Diabetes Mellitus Nursing Diagnosis Fluid Volume Deficient

Nursing Diagnosis and Nursing Intervention

Fluid volume deficient related to osmotic diuresis from hyperglycemia

Planning

After 8 hours of nursing interventions, the patient will demonstrate adequate hydration.

Intervention
  • Monitor orthostatic blood pressure changes.
    Rational : Hypovolemia may be manifested by hypotension and tachycardia.
  • Assess peripheral pulses, capillary refill, skin turgor, and mucous membrane.
    Rational : Indicators of level of dehydration, adequacy of circulating volume.
  • Monitor respiratory pattern like Kussmaul’s respirations and acetone breath.
    Rational : Lungs remove carbonic acid through respirations, producing a compensatory respiratory alkalosis for ketoacidosis.
  • Monitor input and output.
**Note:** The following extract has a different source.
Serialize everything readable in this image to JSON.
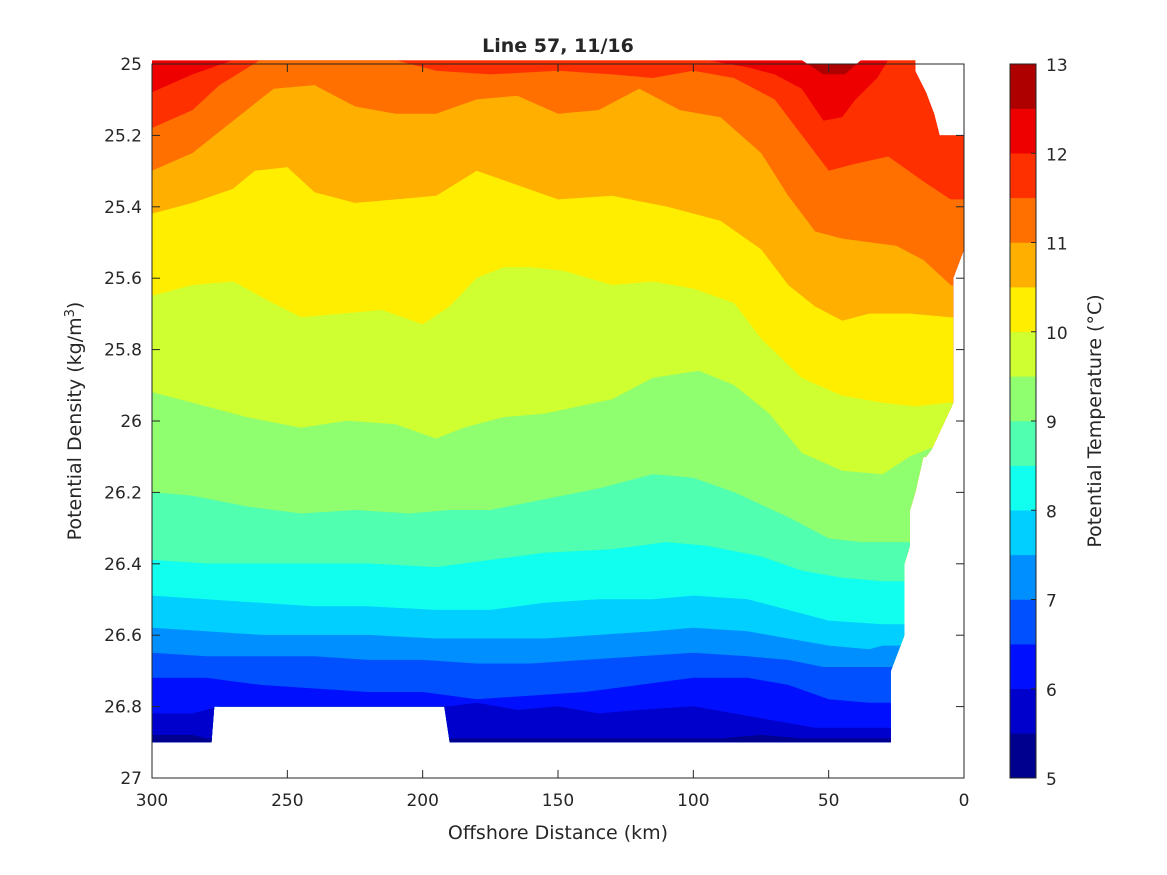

Note urine specific gravity.
    Rational : Provides ongoing estimate of volume replacement needs, kidney function, and effectiveness of therapy.
  • Promote comfortable environment. Cover patient with light sheets.
    Rational : Avoids overheating, which could promote further fluid loss.
  • Monitor temperature, skin color and moisture.
    Rational : Fever, chills, and diaphoresis are common with infectious process; fever with flushed, dry skin may reflect dehydration.